The contract reflects APM Terminals' procurement approach of evaluating total value over the life of the asset – encompassing spare parts availability, performance metrics, and service response standards – rather than unit cost alone.

“In environments like APM Terminals, performance is measured in uptime, throughput, and reliability,” said Kurt Neutgens, Co-Founder, President, and CTO of Orange EV. “We’ve worked closely with the Pier 400 team even before the first units were deployed, and their operational feedback directly informed improvements to the HUSK-e XP. This expansion reflects both the strength of our partnership and a broader inflection point, where fleets are standardizing around Orange EV trucks to improve uptime and total cost of ownership.”

Funding the transition: the EPA Clean Ports Program

The procurement is part of APM Terminals’ $80 million sub-recipient contract under the EPA Clean Ports Program, awarded through the Port of Los Angeles. The project scope encompasses the replacement of 64 pieces of container handling equipment – including top handlers, forklifts, and cone carts. Funding is structured as 60% federal EPA Clean Ports Program grant dollars, 20% Port of Los Angeles contribution, and 20% APM Terminals capital investment. As part of its broader fleet electrification program at Pier 400, the terminal has committed $40 million of its own capital to accelerate the transition from pilot projects to full-scale deployment.

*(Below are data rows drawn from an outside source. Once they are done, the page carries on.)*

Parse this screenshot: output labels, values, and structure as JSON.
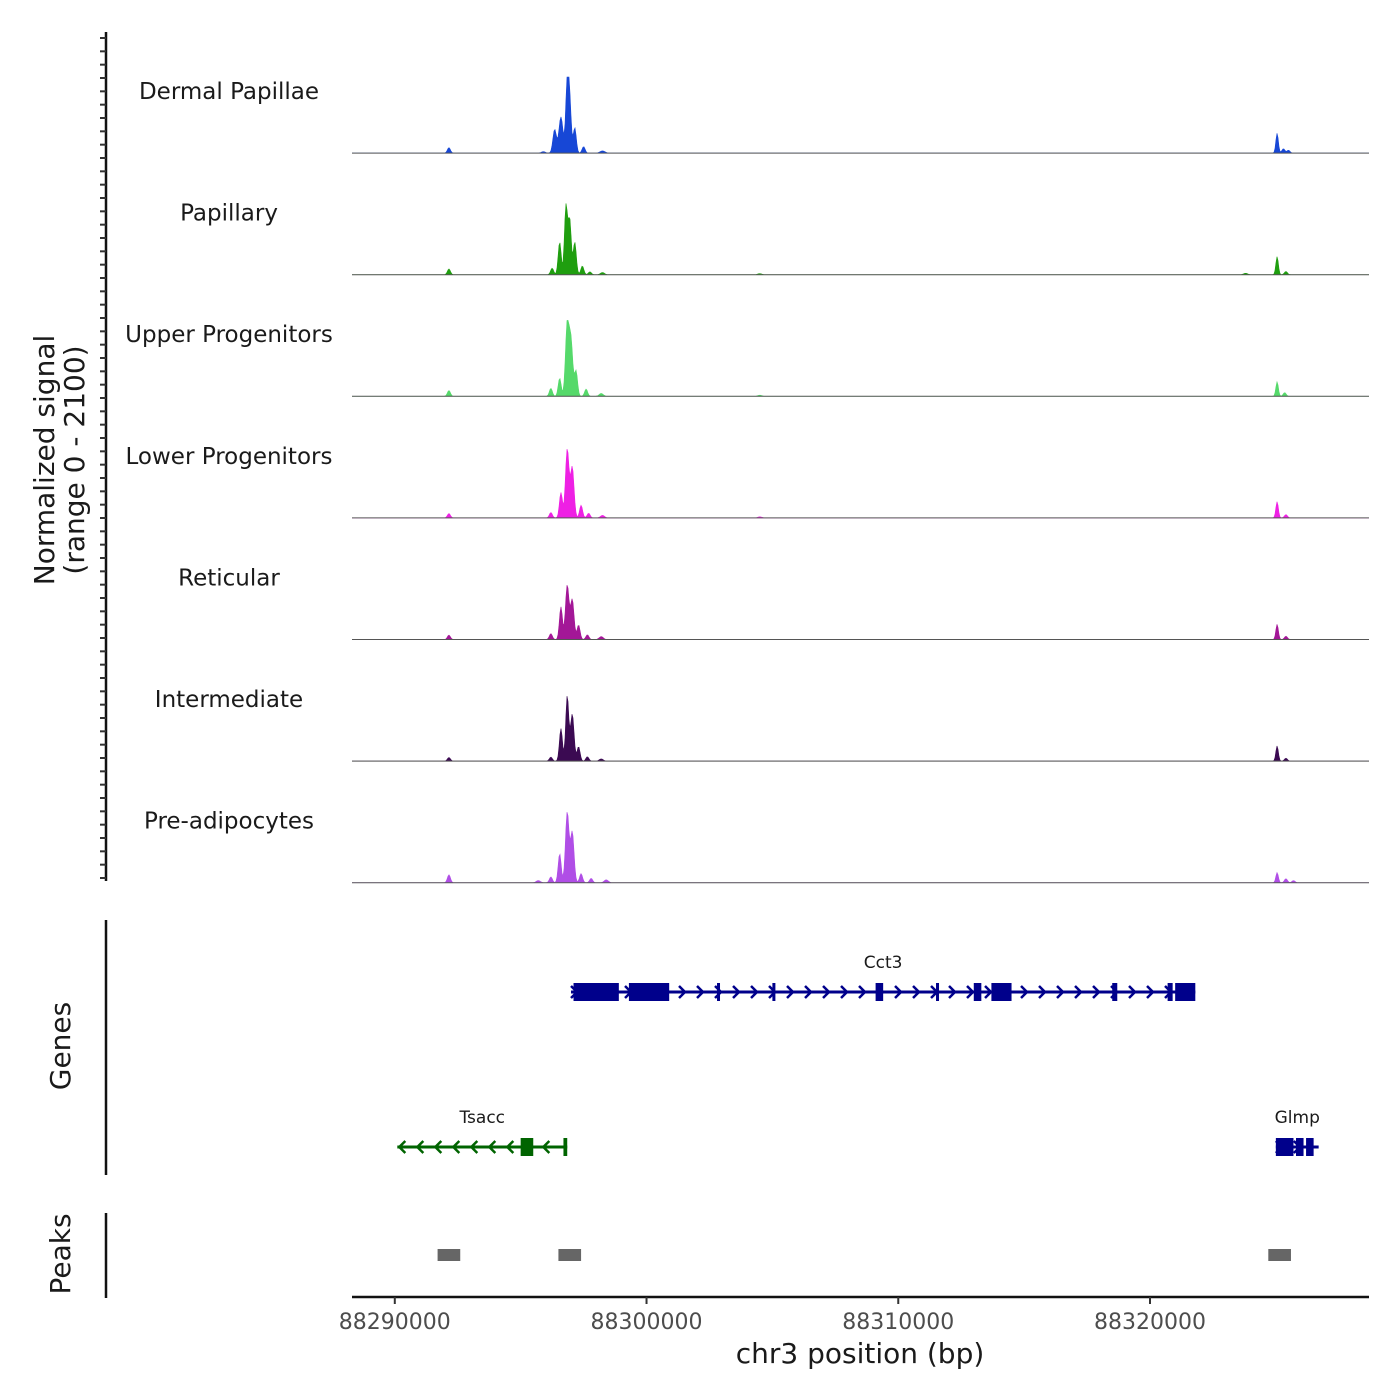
{
  "chart_data": {
    "type": "area",
    "title": "",
    "chromosome": "chr3",
    "xlabel": "chr3 position (bp)",
    "xlim": [
      88288300,
      88328700
    ],
    "x_ticks": [
      88290000,
      88300000,
      88310000,
      88320000
    ],
    "x_tick_labels": [
      "88290000",
      "88300000",
      "88310000",
      "88320000"
    ],
    "coverage_ylabel_line1": "Normalized signal",
    "coverage_ylabel_line2": "(range 0 - 2100)",
    "ylim": [
      0,
      2100
    ],
    "series": [
      {
        "name": "Dermal Papillae",
        "color": "#1747d6",
        "peaks": [
          [
            88292150,
            150,
            60
          ],
          [
            88295900,
            40,
            80
          ],
          [
            88296350,
            650,
            70
          ],
          [
            88296600,
            1000,
            80
          ],
          [
            88296850,
            1950,
            60
          ],
          [
            88296950,
            1300,
            60
          ],
          [
            88297150,
            700,
            60
          ],
          [
            88297500,
            180,
            60
          ],
          [
            88298250,
            60,
            100
          ],
          [
            88325050,
            550,
            50
          ],
          [
            88325300,
            120,
            60
          ],
          [
            88325500,
            80,
            60
          ]
        ]
      },
      {
        "name": "Papillary",
        "color": "#1f9e0f",
        "peaks": [
          [
            88292150,
            160,
            60
          ],
          [
            88296250,
            180,
            60
          ],
          [
            88296550,
            900,
            60
          ],
          [
            88296800,
            1900,
            60
          ],
          [
            88296950,
            1500,
            60
          ],
          [
            88297150,
            900,
            60
          ],
          [
            88297450,
            240,
            60
          ],
          [
            88297750,
            80,
            60
          ],
          [
            88298250,
            60,
            80
          ],
          [
            88304500,
            30,
            80
          ],
          [
            88323800,
            40,
            80
          ],
          [
            88325050,
            500,
            50
          ],
          [
            88325400,
            90,
            60
          ]
        ]
      },
      {
        "name": "Upper Progenitors",
        "color": "#55d96a",
        "peaks": [
          [
            88292150,
            160,
            60
          ],
          [
            88296200,
            220,
            60
          ],
          [
            88296550,
            500,
            60
          ],
          [
            88296850,
            2000,
            70
          ],
          [
            88297000,
            1500,
            70
          ],
          [
            88297200,
            700,
            60
          ],
          [
            88297600,
            200,
            60
          ],
          [
            88298200,
            80,
            80
          ],
          [
            88304500,
            30,
            80
          ],
          [
            88325050,
            400,
            50
          ],
          [
            88325350,
            100,
            60
          ]
        ]
      },
      {
        "name": "Lower Progenitors",
        "color": "#ee20e4",
        "peaks": [
          [
            88292150,
            120,
            60
          ],
          [
            88296200,
            150,
            60
          ],
          [
            88296600,
            700,
            60
          ],
          [
            88296850,
            1900,
            70
          ],
          [
            88297050,
            1400,
            70
          ],
          [
            88297400,
            350,
            60
          ],
          [
            88297700,
            130,
            60
          ],
          [
            88298250,
            70,
            80
          ],
          [
            88304500,
            30,
            80
          ],
          [
            88325050,
            450,
            50
          ],
          [
            88325400,
            90,
            60
          ]
        ]
      },
      {
        "name": "Reticular",
        "color": "#a31797",
        "peaks": [
          [
            88292150,
            120,
            60
          ],
          [
            88296200,
            160,
            60
          ],
          [
            88296600,
            900,
            60
          ],
          [
            88296850,
            1500,
            70
          ],
          [
            88297050,
            1100,
            70
          ],
          [
            88297300,
            400,
            60
          ],
          [
            88297650,
            130,
            60
          ],
          [
            88298200,
            80,
            80
          ],
          [
            88325050,
            420,
            50
          ],
          [
            88325400,
            90,
            60
          ]
        ]
      },
      {
        "name": "Intermediate",
        "color": "#3b0a52",
        "peaks": [
          [
            88292150,
            100,
            60
          ],
          [
            88296200,
            110,
            60
          ],
          [
            88296600,
            900,
            60
          ],
          [
            88296850,
            1800,
            60
          ],
          [
            88297050,
            1300,
            70
          ],
          [
            88297300,
            400,
            60
          ],
          [
            88297650,
            120,
            60
          ],
          [
            88298200,
            60,
            80
          ],
          [
            88325050,
            420,
            50
          ],
          [
            88325400,
            80,
            60
          ]
        ]
      },
      {
        "name": "Pre-adipocytes",
        "color": "#b04ee6",
        "peaks": [
          [
            88292150,
            220,
            60
          ],
          [
            88296200,
            160,
            60
          ],
          [
            88296550,
            800,
            60
          ],
          [
            88296850,
            1950,
            70
          ],
          [
            88297050,
            1400,
            70
          ],
          [
            88297400,
            250,
            60
          ],
          [
            88297800,
            120,
            60
          ],
          [
            88298400,
            80,
            80
          ],
          [
            88295700,
            60,
            80
          ],
          [
            88325050,
            280,
            50
          ],
          [
            88325400,
            110,
            60
          ],
          [
            88325700,
            60,
            60
          ]
        ]
      }
    ],
    "genes_ylabel": "Genes",
    "genes": [
      {
        "name": "Cct3",
        "strand": "+",
        "color": "#00008b",
        "row": 0,
        "start": 88297000,
        "end": 88321800,
        "exons": [
          [
            88297100,
            88298900
          ],
          [
            88299300,
            88300900
          ],
          [
            88302800,
            88302900
          ],
          [
            88305000,
            88305100
          ],
          [
            88309100,
            88309400
          ],
          [
            88311500,
            88311600
          ],
          [
            88313000,
            88313300
          ],
          [
            88313700,
            88314500
          ],
          [
            88318500,
            88318700
          ],
          [
            88320700,
            88320900
          ],
          [
            88321000,
            88321800
          ]
        ]
      },
      {
        "name": "Tsacc",
        "strand": "-",
        "color": "#006400",
        "row": 1,
        "start": 88290100,
        "end": 88296850,
        "exons": [
          [
            88295000,
            88295500
          ],
          [
            88296700,
            88296850
          ]
        ]
      },
      {
        "name": "Glmp",
        "strand": "+",
        "color": "#00008b",
        "row": 1,
        "start": 88325000,
        "end": 88326700,
        "exons": [
          [
            88325000,
            88325700
          ],
          [
            88325800,
            88326100
          ],
          [
            88326200,
            88326500
          ]
        ]
      }
    ],
    "peaks_ylabel": "Peaks",
    "peak_regions": [
      [
        88291700,
        88292600
      ],
      [
        88296500,
        88297400
      ],
      [
        88324700,
        88325600
      ]
    ],
    "peak_color": "#666666"
  }
}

“The EPA Clean Ports Program was designed to deliver cleaner air to port communities, and APM Terminals is demonstrating how that investment is meant to work,” said Port of Los Angeles Executive Director Gene Seroka. “Sixty human-operated, electric terminal tractors operating at Pier 400 means fewer diesel exhaust emissions for the workers and the communities neighboring the port. This is the Clean Ports Program achieving its purpose – real equipment, in operation, making a measurable difference.”